Die sanften Asia-Trendsportarten sind für Menschen geeignet, die viel arbeiten oder Stress haben. Also: für jedermann.
Bestimmt haben Sie sie auch schon einmal beobachtet: diese Menschen, die im Park schleichende Bewegungen ausführen, der Welt abgewandt, konzentriert wie einst taoistische Mönche auf dem Berg Wudang. Wer im Morgengrauen gegen seinen Schatten boxt, gilt hierzulande noch als Exot. Lehrerin Susan Kurbjuweit: "Yoga und Pilates entsprechen unserem westlichen Streben nach Leistung. Aber es wird nicht mehr lange dauern, bis Qigong und Tai-Chi bei uns ebenso populär sind." Einige Studios und Vereine haben die asiatischen Trendsportarten bereits in ihr Kursprogramm aufgenommen.

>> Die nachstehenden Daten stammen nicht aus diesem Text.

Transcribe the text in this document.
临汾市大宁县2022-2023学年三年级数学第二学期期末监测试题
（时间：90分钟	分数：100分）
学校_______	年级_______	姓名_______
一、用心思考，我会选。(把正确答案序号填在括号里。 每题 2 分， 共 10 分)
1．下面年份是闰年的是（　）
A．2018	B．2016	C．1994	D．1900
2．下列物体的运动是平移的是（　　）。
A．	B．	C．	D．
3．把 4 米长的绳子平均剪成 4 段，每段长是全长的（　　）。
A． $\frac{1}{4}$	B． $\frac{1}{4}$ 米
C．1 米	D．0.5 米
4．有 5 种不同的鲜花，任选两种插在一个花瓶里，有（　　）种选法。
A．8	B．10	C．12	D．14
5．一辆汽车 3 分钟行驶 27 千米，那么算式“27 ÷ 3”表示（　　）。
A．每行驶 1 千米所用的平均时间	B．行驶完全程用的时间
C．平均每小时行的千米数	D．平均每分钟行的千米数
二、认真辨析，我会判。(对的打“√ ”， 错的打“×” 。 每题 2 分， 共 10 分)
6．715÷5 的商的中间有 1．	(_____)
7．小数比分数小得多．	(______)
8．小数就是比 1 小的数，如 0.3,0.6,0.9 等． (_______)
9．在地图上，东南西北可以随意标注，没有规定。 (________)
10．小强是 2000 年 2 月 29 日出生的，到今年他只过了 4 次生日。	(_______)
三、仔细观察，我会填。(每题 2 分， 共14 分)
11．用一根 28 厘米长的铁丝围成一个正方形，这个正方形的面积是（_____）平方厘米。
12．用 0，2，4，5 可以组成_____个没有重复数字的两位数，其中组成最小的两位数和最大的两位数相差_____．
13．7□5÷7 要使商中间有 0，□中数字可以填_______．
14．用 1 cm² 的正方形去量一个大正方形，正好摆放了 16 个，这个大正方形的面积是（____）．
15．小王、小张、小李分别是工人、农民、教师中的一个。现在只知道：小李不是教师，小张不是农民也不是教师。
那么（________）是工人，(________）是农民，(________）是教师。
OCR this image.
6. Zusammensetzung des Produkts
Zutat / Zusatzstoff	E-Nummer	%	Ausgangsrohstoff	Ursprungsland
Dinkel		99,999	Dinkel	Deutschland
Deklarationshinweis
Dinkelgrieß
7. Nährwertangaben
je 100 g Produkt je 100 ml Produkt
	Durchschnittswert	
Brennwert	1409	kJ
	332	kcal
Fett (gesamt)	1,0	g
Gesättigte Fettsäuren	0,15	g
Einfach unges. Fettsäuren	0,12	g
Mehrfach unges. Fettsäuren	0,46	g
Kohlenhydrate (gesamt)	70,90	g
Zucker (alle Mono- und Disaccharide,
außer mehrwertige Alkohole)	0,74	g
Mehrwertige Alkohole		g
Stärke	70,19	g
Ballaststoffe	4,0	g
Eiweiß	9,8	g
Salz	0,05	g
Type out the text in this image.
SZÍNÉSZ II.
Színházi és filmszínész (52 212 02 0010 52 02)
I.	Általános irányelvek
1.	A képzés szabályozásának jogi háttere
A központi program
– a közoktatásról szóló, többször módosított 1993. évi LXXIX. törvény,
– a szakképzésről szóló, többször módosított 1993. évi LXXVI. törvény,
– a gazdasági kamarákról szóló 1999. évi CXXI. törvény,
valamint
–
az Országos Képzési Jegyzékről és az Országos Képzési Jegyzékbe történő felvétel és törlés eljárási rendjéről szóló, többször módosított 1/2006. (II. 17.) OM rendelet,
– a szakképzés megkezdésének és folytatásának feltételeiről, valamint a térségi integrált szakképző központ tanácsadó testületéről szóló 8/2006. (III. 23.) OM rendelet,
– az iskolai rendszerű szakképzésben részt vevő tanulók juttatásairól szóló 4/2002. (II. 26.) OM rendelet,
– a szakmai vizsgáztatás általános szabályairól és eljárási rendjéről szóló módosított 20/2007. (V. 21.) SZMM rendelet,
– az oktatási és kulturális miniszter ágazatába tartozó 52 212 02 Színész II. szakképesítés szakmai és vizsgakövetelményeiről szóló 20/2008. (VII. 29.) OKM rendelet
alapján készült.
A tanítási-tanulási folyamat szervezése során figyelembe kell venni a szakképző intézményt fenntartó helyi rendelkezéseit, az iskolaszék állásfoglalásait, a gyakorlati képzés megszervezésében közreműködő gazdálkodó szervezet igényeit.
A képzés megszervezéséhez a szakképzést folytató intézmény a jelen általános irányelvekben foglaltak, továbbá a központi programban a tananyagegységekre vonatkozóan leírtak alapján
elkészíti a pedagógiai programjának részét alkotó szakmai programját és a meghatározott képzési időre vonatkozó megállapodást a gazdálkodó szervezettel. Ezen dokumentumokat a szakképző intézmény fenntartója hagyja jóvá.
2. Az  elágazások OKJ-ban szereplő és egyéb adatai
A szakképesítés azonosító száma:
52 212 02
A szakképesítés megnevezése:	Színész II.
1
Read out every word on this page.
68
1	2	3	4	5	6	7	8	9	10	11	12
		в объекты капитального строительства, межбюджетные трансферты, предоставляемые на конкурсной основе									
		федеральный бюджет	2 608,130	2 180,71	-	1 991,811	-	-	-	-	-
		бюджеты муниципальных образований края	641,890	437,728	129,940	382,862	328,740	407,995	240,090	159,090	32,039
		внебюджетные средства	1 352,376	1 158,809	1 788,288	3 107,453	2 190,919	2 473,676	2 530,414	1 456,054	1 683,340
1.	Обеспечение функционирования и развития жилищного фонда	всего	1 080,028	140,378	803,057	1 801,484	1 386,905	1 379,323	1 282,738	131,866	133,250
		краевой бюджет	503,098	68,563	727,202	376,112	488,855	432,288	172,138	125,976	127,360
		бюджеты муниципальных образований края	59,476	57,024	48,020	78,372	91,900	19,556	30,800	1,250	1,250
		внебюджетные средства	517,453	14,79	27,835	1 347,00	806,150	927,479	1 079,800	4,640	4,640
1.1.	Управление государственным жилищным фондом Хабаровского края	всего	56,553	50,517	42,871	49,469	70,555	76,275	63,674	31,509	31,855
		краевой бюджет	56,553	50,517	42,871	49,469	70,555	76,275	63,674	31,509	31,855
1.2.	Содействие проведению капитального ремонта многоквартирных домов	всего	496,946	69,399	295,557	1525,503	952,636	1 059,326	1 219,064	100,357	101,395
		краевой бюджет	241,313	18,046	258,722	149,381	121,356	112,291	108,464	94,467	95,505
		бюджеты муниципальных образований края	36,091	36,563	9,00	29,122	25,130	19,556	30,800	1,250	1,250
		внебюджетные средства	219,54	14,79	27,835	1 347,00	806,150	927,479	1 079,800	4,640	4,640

In China ist Tai-Chi der Volkssport Nummer eins und blickt auf eine Jahrtausende alte Tradition zurück. Es ist Teil des Qigong, eines Systems von "beständigen Übungen", die die "Lebensenergie" (Chi oder Qi) anregen, damit sie frei durch den Körper fließen kann. Auf diese Weise werden Blockaden gelöst, das Immunsystem soll gestärkt, Selbstheilungskräfte und Entspannung gefördert werden. Erreicht wird dies durch die drei wesentlichen Elemente Bewegung, geführte Atemtechnik und Vorstellungskraft. Ihnen liegt das "Spiel der fünf Tiere" zugrunde: behäbiger Bär, anmutiger Kranich, geschmeidiger Affe, kraftvoller Tiger und dynamischer Hirsch. Die einst von Mönchen zur Selbstverteidigung entwickelte Kampfkunst diente zur Vorbereitung auf den Kampf, indem die Präsenz im gegenwärtigen Moment gestärkt, die innere und äußere Kraft entfaltet wurde. Danach sollten die geschmeidigen, konzentrierten Übungen den Kämpfer entspannen und zur Ruhe bringen.
Heute wird Qigong kaum noch in dieser Weise eingesetzt. Vielmehr dient Qigong als Teil der Traditionellen Chinesischen Medizin dazu, Körper und Geist möglichst lange jung und gesund zu halten. Berührungsängste mit der asiatischen Philosophie sind laut Susan Kurbjuweit unbegründet: "Qigong ist für jeden geeignet, der sich darauf einlässt. Besonders Menschen, die in ihrem Berufsalltag viel Stress ausgesetzt sind, sollten Qigong möglichst oft in ihren Alltag integrieren. Auch, wenn es nur zehn Minuten sind." Tai-Chi Chuan lässt sich wörtlich mit "höchstes Prinzip des Faustkampfes" übersetzen. Die traditionelle chinesische Kampfkunst besteht aus einer fließenden Abfolge von sogenannten Hand-Formen.
Es gilt, jegliche angreifende Kraft (Yang) mit Sanftheit und Weichheit (Yin) zu begegnen. Diese ineinander übergehenden Bewegungen imitieren die typischen Posen von Lebewesen wie beispielsweise "Die Ohren des Tigers schlagen" oder sie empfinden die Bewegungen der Elemente Feuer, Erde und Wasser nach, etwa "Den weiten Ozean überqueren", "Wasser schöpfen" oder "Einen Regentropfen auffangen". Häufig werden Vögel wie Bussard, Kranich oder Flamingo imitiert. Die entsprechenden Übungen mit ausgebreiteten Armen und auf einem Bein balancierend heißen "Weißer Kranich breitet seine Schwingen aus" oder "Sperling am Schwanz fassen". Trainerin Berit Lorenz: "Indem ich mir vorstelle, wie ein Flamingo zu stehen, denke ich nicht daran, das Bein zu heben, sondern mich so grazil wie dieser Vogel zu bewegen." Diese Form der Visualisierung erleichtert die zum Teil anspruchsvollen und auch anstrengenden Bewegungen, die die gesamte Körpermuskulatur sowie die Konzentrationsfähigkeit stärken und das Gleichgewicht trainieren.
Die Übungen können im Stehen, Sitzen, Liegen oder Gehen ausgeführt werden - im Sommer draußen im Freien, im Winter in der Turnhalle. Zum Teil wird bei entspannender, meditativer Musik geübt. Vorkenntnisse brauchen Sie weder für Qigong noch für Tai-Chi. Am besten erlernen Sie die jeweilige Technik in einem Kursus. Während die Übungen im Qigong häufiger wiederholt werden, ist die Übungsabfolge im Tai-Chi dynamischer und dementsprechend anspruchsvoller.